Question

If \( z = e^{2\pi i / 3} \), then \( 1 + z + 3z^2 + 2z^3 + 2z^4 + 3z^5 \) is equal to:

• A. \( -3e^{\pi i / 3} \)
• B. \( 3e^{\pi i / 3} \)
• C. \( 3e^{2\pi i / 3} \)
• D. \( -3e^{2\pi i / 3} \)
• E. \( 0 \)

Hint:

When you see $e^{2\pi i / n}$, you are working with $n$-th roots of unity. Always group the terms in sets of $n$ to exploit the fact that their sum is zero.

Answer 1

The Correct Option is A

Concept: The value \( z = e^{2\pi i / 3} \) is one of the complex cube roots of unity, commonly denoted as \( \omega \). Properties of \( \omega \):
• \( \omega^3 = 1 \)
• \( 1 + \omega + \omega^2 = 0 \) We simplify the given expression using these properties.
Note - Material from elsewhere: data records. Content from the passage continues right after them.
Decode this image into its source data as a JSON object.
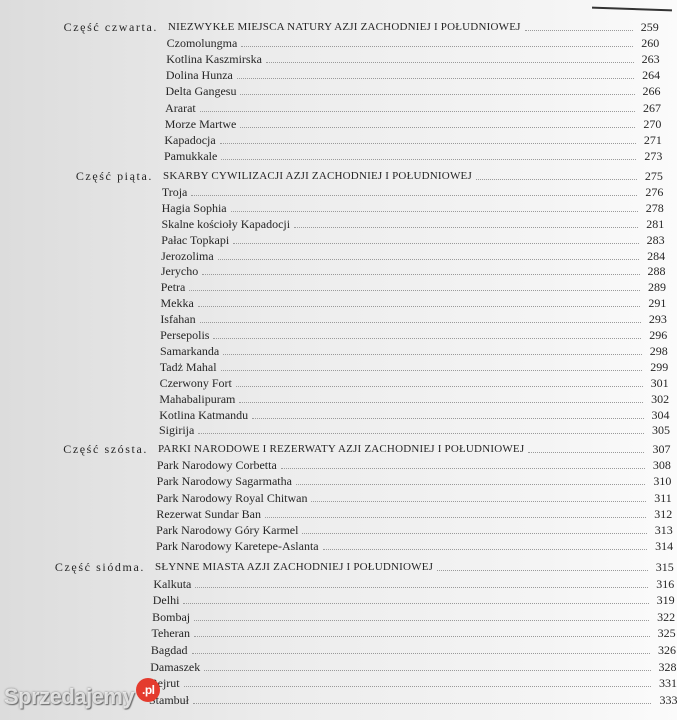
{
  "parts": [
    {
      "label": "Część czwarta.",
      "title": "NIEZWYKŁE MIEJSCA NATURY AZJI ZACHODNIEJ I POŁUDNIOWEJ",
      "page": "259",
      "entries": [
        [
          "Czomolungma",
          "260"
        ],
        [
          "Kotlina Kaszmirska",
          "263"
        ],
        [
          "Dolina Hunza",
          "264"
        ],
        [
          "Delta Gangesu",
          "266"
        ],
        [
          "Ararat",
          "267"
        ],
        [
          "Morze Martwe",
          "270"
        ],
        [
          "Kapadocja",
          "271"
        ],
        [
          "Pamukkale",
          "273"
        ]
      ]
    },
    {
      "label": "Część piąta.",
      "title": "SKARBY CYWILIZACJI AZJI ZACHODNIEJ I POŁUDNIOWEJ",
      "page": "275",
      "entries": [
        [
          "Troja",
          "276"
        ],
        [
          "Hagia Sophia",
          "278"
        ],
        [
          "Skalne kościoły Kapadocji",
          "281"
        ],
        [
          "Pałac Topkapi",
          "283"
        ],
        [
          "Jerozolima",
          "284"
        ],
        [
          "Jerycho",
          "288"
        ],
        [
          "Petra",
          "289"
        ],
        [
          "Mekka",
          "291"
        ],
        [
          "Isfahan",
          "293"
        ],
        [
          "Persepolis",
          "296"
        ],
        [
          "Samarkanda",
          "298"
        ],
        [
          "Tadż Mahal",
          "299"
        ],
        [
          "Czerwony Fort",
          "301"
        ],
        [
          "Mahabalipuram",
          "302"
        ],
        [
          "Kotlina Katmandu",
          "304"
        ],
        [
          "Sigirija",
          "305"
        ]
      ]
    },
    {
      "label": "Część szósta.",
      "title": "PARKI NARODOWE I REZERWATY AZJI ZACHODNIEJ I POŁUDNIOWEJ",
      "page": "307",
      "entries": [
        [
          "Park Narodowy Corbetta",
          "308"
        ],
        [
          "Park Narodowy Sagarmatha",
          "310"
        ],
        [
          "Park Narodowy Royal Chitwan",
          "311"
        ],
        [
          "Rezerwat Sundar Ban",
          "312"
        ],
        [
          "Park Narodowy Góry Karmel",
          "313"
        ],
        [
          "Park Narodowy Karetepe-Aslanta",
          "314"
        ]
      ]
    },
    {
      "label": "Część siódma.",
      "title": "SŁYNNE MIASTA AZJI ZACHODNIEJ I POŁUDNIOWEJ",
      "page": "315",
      "entries": [
        [
          "Kalkuta",
          "316"
        ],
        [
          "Delhi",
          "319"
        ],
        [
          "Bombaj",
          "322"
        ],
        [
          "Teheran",
          "325"
        ],
        [
          "Bagdad",
          "326"
        ],
        [
          "Damaszek",
          "328"
        ],
        [
          "Bejrut",
          "331"
        ],
        [
          "Stambuł",
          "333"
        ]
      ]
    }
  ],
  "watermark": {
    "text": "Sprzedajemy",
    "badge": ".pl"
  }
}
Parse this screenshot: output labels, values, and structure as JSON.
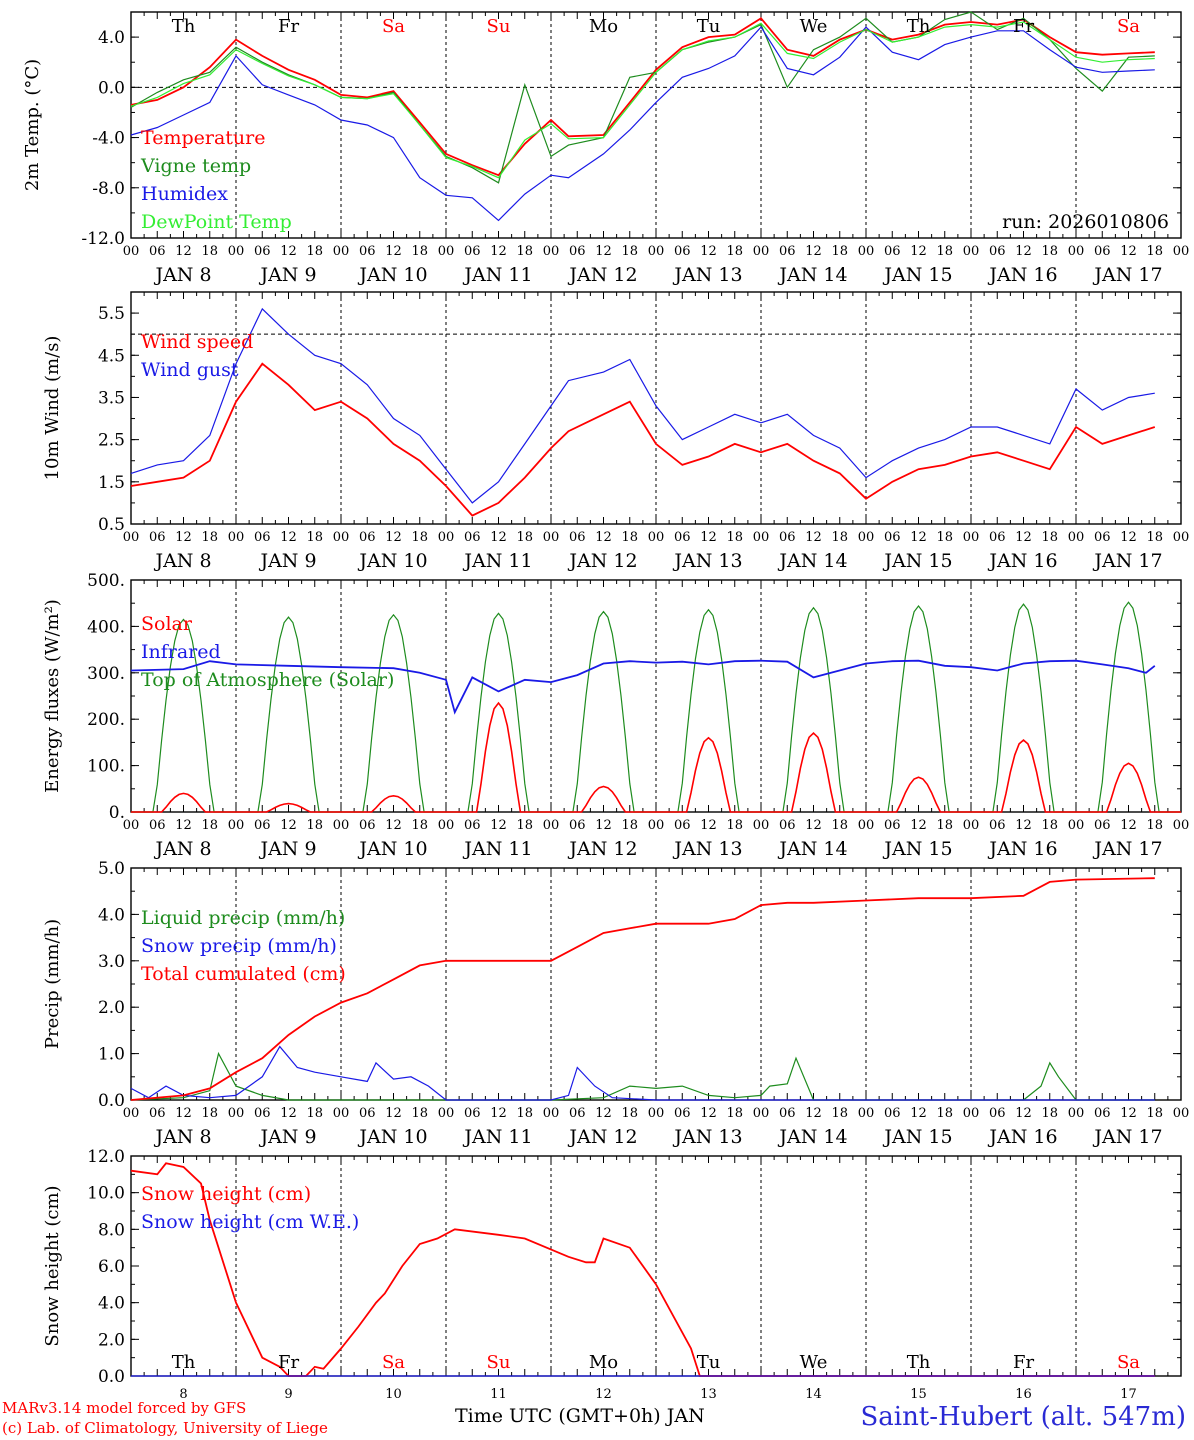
{
  "footer": {
    "credit1": "MARv3.14 model forced by GFS",
    "credit2": "(c) Lab. of Climatology, University of Liege",
    "xlabel": "Time UTC (GMT+0h) JAN",
    "station": "Saint-Hubert (alt. 547m)"
  },
  "colors": {
    "red": "#ff0000",
    "green": "#1e8c1e",
    "blue": "#1a1ae6",
    "lightgreen": "#33ee33",
    "black": "#000000"
  },
  "chart_data": [
    {
      "type": "line",
      "ylabel": "2m Temp. (°C)",
      "ylim": [
        -12,
        6
      ],
      "yticks": [
        "-12.0",
        "-8.0",
        "-4.0",
        "0.0",
        "4.0"
      ],
      "ytick_values": [
        -12,
        -8,
        -4,
        0,
        4
      ],
      "weekdays": [
        "Th",
        "Fr",
        "Sa",
        "Su",
        "Mo",
        "Tu",
        "We",
        "Th",
        "Fr",
        "Sa"
      ],
      "run": "run: 2026010806",
      "hours": [
        "00",
        "06",
        "12",
        "18"
      ],
      "days": [
        "JAN  8",
        "JAN  9",
        "JAN 10",
        "JAN 11",
        "JAN 12",
        "JAN 13",
        "JAN 14",
        "JAN 15",
        "JAN 16",
        "JAN 17"
      ],
      "legend": [
        "Temperature",
        "Vigne temp",
        "Humidex",
        "DewPoint Temp"
      ],
      "series": [
        {
          "name": "Temperature",
          "color": "#ff0000",
          "x": [
            0,
            6,
            12,
            18,
            24,
            30,
            36,
            42,
            48,
            54,
            60,
            66,
            72,
            78,
            84,
            90,
            96,
            100,
            108,
            114,
            120,
            126,
            132,
            138,
            144,
            150,
            156,
            162,
            168,
            174,
            180,
            186,
            192,
            198,
            204,
            210,
            216,
            222,
            228,
            234
          ],
          "y": [
            -1.4,
            -1.0,
            0,
            1.6,
            3.8,
            2.5,
            1.4,
            0.6,
            -0.6,
            -0.8,
            -0.3,
            -2.8,
            -5.3,
            -6.2,
            -7.0,
            -4.5,
            -2.6,
            -3.9,
            -3.8,
            -1.2,
            1.4,
            3.2,
            4.0,
            4.2,
            5.5,
            3.0,
            2.5,
            3.8,
            4.6,
            3.8,
            4.2,
            5.0,
            5.2,
            5.0,
            5.4,
            4.0,
            2.8,
            2.6,
            2.7,
            2.8
          ]
        },
        {
          "name": "Vigne temp",
          "color": "#1e8c1e",
          "x": [
            0,
            6,
            12,
            18,
            24,
            30,
            36,
            42,
            48,
            54,
            60,
            66,
            72,
            78,
            84,
            90,
            96,
            100,
            108,
            114,
            120,
            126,
            132,
            138,
            144,
            150,
            156,
            162,
            168,
            174,
            180,
            186,
            192,
            198,
            204,
            210,
            216,
            222,
            228,
            234
          ],
          "y": [
            -1.6,
            -0.4,
            0.6,
            1.2,
            3.2,
            2.0,
            1.0,
            0.2,
            -0.8,
            -0.9,
            -0.4,
            -3.0,
            -5.5,
            -6.4,
            -7.6,
            0.2,
            -5.5,
            -4.6,
            -4.0,
            0.8,
            1.2,
            3.0,
            3.6,
            4.0,
            5.0,
            0,
            3.0,
            4.0,
            5.5,
            3.6,
            4.0,
            5.4,
            6.0,
            4.6,
            5.5,
            3.8,
            1.5,
            -0.3,
            2.4,
            2.5
          ]
        },
        {
          "name": "Humidex",
          "color": "#1a1ae6",
          "x": [
            0,
            6,
            12,
            18,
            24,
            30,
            36,
            42,
            48,
            54,
            60,
            66,
            72,
            78,
            84,
            90,
            96,
            100,
            108,
            114,
            120,
            126,
            132,
            138,
            144,
            150,
            156,
            162,
            168,
            174,
            180,
            186,
            192,
            198,
            204,
            210,
            216,
            222,
            228,
            234
          ],
          "y": [
            -3.8,
            -3.2,
            -2.2,
            -1.2,
            2.5,
            0.2,
            -0.6,
            -1.4,
            -2.6,
            -3.0,
            -4.0,
            -7.2,
            -8.6,
            -8.8,
            -10.6,
            -8.5,
            -7.0,
            -7.2,
            -5.3,
            -3.4,
            -1.2,
            0.8,
            1.5,
            2.5,
            4.8,
            1.5,
            1.0,
            2.4,
            4.8,
            2.8,
            2.2,
            3.4,
            4.0,
            4.5,
            4.5,
            3.0,
            1.6,
            1.2,
            1.3,
            1.4
          ]
        },
        {
          "name": "DewPoint Temp",
          "color": "#33ee33",
          "x": [
            0,
            6,
            12,
            18,
            24,
            30,
            36,
            42,
            48,
            54,
            60,
            66,
            72,
            78,
            84,
            90,
            96,
            100,
            108,
            114,
            120,
            126,
            132,
            138,
            144,
            150,
            156,
            162,
            168,
            174,
            180,
            186,
            192,
            198,
            204,
            210,
            216,
            222,
            228,
            234
          ],
          "y": [
            -1.5,
            -0.8,
            0.3,
            1.0,
            3.0,
            1.9,
            0.9,
            0.2,
            -0.8,
            -0.9,
            -0.5,
            -3.0,
            -5.6,
            -6.3,
            -7.2,
            -4.2,
            -2.9,
            -4.1,
            -4.0,
            -1.4,
            1.2,
            3.0,
            3.7,
            4.0,
            5.1,
            2.7,
            2.3,
            3.6,
            4.6,
            3.6,
            4.0,
            4.8,
            5.0,
            4.8,
            5.2,
            3.8,
            2.4,
            2.0,
            2.2,
            2.3
          ]
        }
      ]
    },
    {
      "type": "line",
      "ylabel": "10m Wind (m/s)",
      "ylim": [
        0.5,
        6.0
      ],
      "yticks": [
        "0.5",
        "1.5",
        "2.5",
        "3.5",
        "4.5",
        "5.5"
      ],
      "ytick_values": [
        0.5,
        1.5,
        2.5,
        3.5,
        4.5,
        5.5
      ],
      "hours": [
        "00",
        "06",
        "12",
        "18"
      ],
      "days": [
        "JAN  8",
        "JAN  9",
        "JAN 10",
        "JAN 11",
        "JAN 12",
        "JAN 13",
        "JAN 14",
        "JAN 15",
        "JAN 16",
        "JAN 17"
      ],
      "legend": [
        "Wind speed",
        "Wind gust"
      ],
      "series": [
        {
          "name": "Wind speed",
          "color": "#ff0000",
          "x": [
            0,
            6,
            12,
            18,
            24,
            30,
            36,
            42,
            48,
            54,
            60,
            66,
            72,
            78,
            84,
            90,
            96,
            100,
            108,
            114,
            120,
            126,
            132,
            138,
            144,
            150,
            156,
            162,
            168,
            174,
            180,
            186,
            192,
            198,
            204,
            210,
            216,
            222,
            228,
            234
          ],
          "y": [
            1.4,
            1.5,
            1.6,
            2.0,
            3.4,
            4.3,
            3.8,
            3.2,
            3.4,
            3.0,
            2.4,
            2.0,
            1.4,
            0.7,
            1.0,
            1.6,
            2.3,
            2.7,
            3.1,
            3.4,
            2.4,
            1.9,
            2.1,
            2.4,
            2.2,
            2.4,
            2.0,
            1.7,
            1.1,
            1.5,
            1.8,
            1.9,
            2.1,
            2.2,
            2.0,
            1.8,
            2.8,
            2.4,
            2.6,
            2.8
          ]
        },
        {
          "name": "Wind gust",
          "color": "#1a1ae6",
          "x": [
            0,
            6,
            12,
            18,
            24,
            30,
            36,
            42,
            48,
            54,
            60,
            66,
            72,
            78,
            84,
            90,
            96,
            100,
            108,
            114,
            120,
            126,
            132,
            138,
            144,
            150,
            156,
            162,
            168,
            174,
            180,
            186,
            192,
            198,
            204,
            210,
            216,
            222,
            228,
            234
          ],
          "y": [
            1.7,
            1.9,
            2.0,
            2.6,
            4.3,
            5.6,
            5.0,
            4.5,
            4.3,
            3.8,
            3.0,
            2.6,
            1.8,
            1.0,
            1.5,
            2.4,
            3.3,
            3.9,
            4.1,
            4.4,
            3.3,
            2.5,
            2.8,
            3.1,
            2.9,
            3.1,
            2.6,
            2.3,
            1.6,
            2.0,
            2.3,
            2.5,
            2.8,
            2.8,
            2.6,
            2.4,
            3.7,
            3.2,
            3.5,
            3.6
          ]
        }
      ]
    },
    {
      "type": "line",
      "ylabel": "Energy fluxes (W/m²)",
      "ylim": [
        0,
        500
      ],
      "yticks": [
        "0.",
        "100.",
        "200.",
        "300.",
        "400.",
        "500."
      ],
      "ytick_values": [
        0,
        100,
        200,
        300,
        400,
        500
      ],
      "hours": [
        "00",
        "06",
        "12",
        "18"
      ],
      "days": [
        "JAN  8",
        "JAN  9",
        "JAN 10",
        "JAN 11",
        "JAN 12",
        "JAN 13",
        "JAN 14",
        "JAN 15",
        "JAN 16",
        "JAN 17"
      ],
      "legend": [
        "Solar",
        "Infrared",
        "Top of Atmosphere (Solar)"
      ],
      "toa_peaks": [
        415,
        420,
        425,
        428,
        432,
        436,
        440,
        444,
        448,
        452
      ],
      "solar_peaks": [
        40,
        18,
        35,
        235,
        55,
        160,
        170,
        75,
        155,
        105
      ],
      "series": [
        {
          "name": "Infrared",
          "color": "#1a1ae6",
          "x": [
            0,
            12,
            18,
            24,
            36,
            48,
            60,
            66,
            72,
            74,
            78,
            84,
            90,
            96,
            102,
            108,
            114,
            120,
            126,
            132,
            138,
            144,
            150,
            156,
            160,
            168,
            174,
            180,
            186,
            192,
            198,
            204,
            210,
            216,
            222,
            228,
            232,
            234
          ],
          "y": [
            305,
            308,
            325,
            318,
            315,
            312,
            310,
            300,
            285,
            215,
            290,
            260,
            285,
            280,
            295,
            320,
            325,
            322,
            324,
            318,
            325,
            326,
            324,
            290,
            300,
            320,
            325,
            326,
            315,
            312,
            305,
            320,
            325,
            326,
            318,
            310,
            300,
            315
          ]
        }
      ]
    },
    {
      "type": "line",
      "ylabel": "Precip (mm/h)",
      "ylim": [
        0,
        5
      ],
      "yticks": [
        "0.0",
        "1.0",
        "2.0",
        "3.0",
        "4.0",
        "5.0"
      ],
      "ytick_values": [
        0,
        1,
        2,
        3,
        4,
        5
      ],
      "hours": [
        "00",
        "06",
        "12",
        "18"
      ],
      "days": [
        "JAN  8",
        "JAN  9",
        "JAN 10",
        "JAN 11",
        "JAN 12",
        "JAN 13",
        "JAN 14",
        "JAN 15",
        "JAN 16",
        "JAN 17"
      ],
      "legend": [
        "Liquid precip (mm/h)",
        "Snow precip (mm/h)",
        "Total cumulated (cm)"
      ],
      "series": [
        {
          "name": "Liquid precip (mm/h)",
          "color": "#1e8c1e",
          "x": [
            0,
            12,
            18,
            20,
            24,
            30,
            36,
            48,
            96,
            108,
            114,
            120,
            126,
            132,
            138,
            144,
            146,
            150,
            152,
            156,
            168,
            192,
            204,
            208,
            210,
            212,
            216,
            234
          ],
          "y": [
            0,
            0.05,
            0.2,
            1.0,
            0.3,
            0.1,
            0,
            0,
            0,
            0.05,
            0.3,
            0.25,
            0.3,
            0.1,
            0.05,
            0.1,
            0.3,
            0.35,
            0.9,
            0,
            0,
            0,
            0,
            0.3,
            0.8,
            0.5,
            0,
            0
          ]
        },
        {
          "name": "Snow precip (mm/h)",
          "color": "#1a1ae6",
          "x": [
            0,
            4,
            8,
            12,
            18,
            24,
            30,
            34,
            38,
            42,
            48,
            54,
            56,
            60,
            64,
            68,
            72,
            78,
            96,
            100,
            102,
            106,
            110,
            120,
            234
          ],
          "y": [
            0.25,
            0.05,
            0.3,
            0.1,
            0.05,
            0.1,
            0.5,
            1.15,
            0.7,
            0.6,
            0.5,
            0.4,
            0.8,
            0.45,
            0.5,
            0.3,
            0,
            0,
            0,
            0.1,
            0.7,
            0.3,
            0.05,
            0,
            0
          ]
        },
        {
          "name": "Total cumulated (cm)",
          "color": "#ff0000",
          "x": [
            0,
            12,
            18,
            24,
            30,
            36,
            42,
            48,
            54,
            60,
            66,
            72,
            78,
            84,
            90,
            96,
            102,
            108,
            114,
            120,
            132,
            138,
            144,
            150,
            156,
            168,
            180,
            192,
            204,
            210,
            216,
            234
          ],
          "y": [
            0,
            0.1,
            0.25,
            0.6,
            0.9,
            1.4,
            1.8,
            2.1,
            2.3,
            2.6,
            2.9,
            3.0,
            3.0,
            3.0,
            3.0,
            3.0,
            3.3,
            3.6,
            3.7,
            3.8,
            3.8,
            3.9,
            4.2,
            4.25,
            4.25,
            4.3,
            4.35,
            4.35,
            4.4,
            4.7,
            4.75,
            4.78
          ]
        }
      ]
    },
    {
      "type": "line",
      "ylabel": "Snow height (cm)",
      "ylim": [
        0,
        12
      ],
      "yticks": [
        "0.0",
        "2.0",
        "4.0",
        "6.0",
        "8.0",
        "10.0",
        "12.0"
      ],
      "ytick_values": [
        0,
        2,
        4,
        6,
        8,
        10,
        12
      ],
      "weekdays": [
        "Th",
        "Fr",
        "Sa",
        "Su",
        "Mo",
        "Tu",
        "We",
        "Th",
        "Fr",
        "Sa"
      ],
      "days": [
        "8",
        "9",
        "10",
        "11",
        "12",
        "13",
        "14",
        "15",
        "16",
        "17"
      ],
      "legend": [
        "Snow height (cm)",
        "Snow height (cm W.E.)"
      ],
      "series": [
        {
          "name": "Snow height (cm)",
          "color": "#ff0000",
          "x": [
            0,
            6,
            8,
            12,
            16,
            18,
            22,
            24,
            28,
            30,
            34,
            36,
            40,
            42,
            44,
            48,
            52,
            56,
            58,
            62,
            66,
            70,
            74,
            84,
            90,
            100,
            104,
            106,
            108,
            114,
            120,
            128,
            130,
            234
          ],
          "y": [
            11.2,
            11.0,
            11.6,
            11.4,
            10.5,
            8.5,
            5.5,
            4.0,
            2.0,
            1.0,
            0.5,
            0,
            0,
            0.5,
            0.4,
            1.5,
            2.7,
            4.0,
            4.5,
            6.0,
            7.2,
            7.5,
            8.0,
            7.7,
            7.5,
            6.5,
            6.2,
            6.2,
            7.5,
            7.0,
            5.0,
            1.5,
            0,
            0
          ]
        },
        {
          "name": "Snow height (cm W.E.)",
          "color": "#1a1ae6",
          "x": [
            0,
            234
          ],
          "y": [
            0,
            0
          ]
        }
      ]
    }
  ]
}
Step 1: Simplify higher powers of \( z \).
Using \( z^3 = 1 \): \[ z^3 = 1 \] \[ z^4 = z^3 \cdot z = z \] \[ z^5 = z^3 \cdot z^2 = z^2 \]

Step 2: Substitute back into the expression.
\[ 1 + z + 3z^2 + 2(1) + 2(z) + 3(z^2) \] Combine like terms: \[ (1 + 2) + (z + 2z) + (3z^2 + 3z^2) \] \[ 3 + 3z + 6z^2 \] \[ 3(1 + z + 2z^2) \]

Step 3: Apply \( 1 + z + z^2 = 0 \).
Since \( z^2 = -(1 + z) \): \[ 3(1 + z + 2z^2) = 3(1 + z + z^2 + z^2) = 3(0 + z^2) = 3z^2 \]

Step 4: Express in exponential form.
\( 3z^2 = 3(e^{2\pi i / 3})^2 = 3e^{4\pi i / 3} \). Note that \( e^{4\pi i / 3} = e^{4\pi i / 3 - 2\pi} = e^{-2\pi i / 3} \). Also, \( e^{4\pi i / 3} = e^{\pi i} \cdot e^{\pi i / 3} = -1 \cdot e^{\pi i / 3} \). \[ 3z^2 = -3e^{\pi i / 3} \]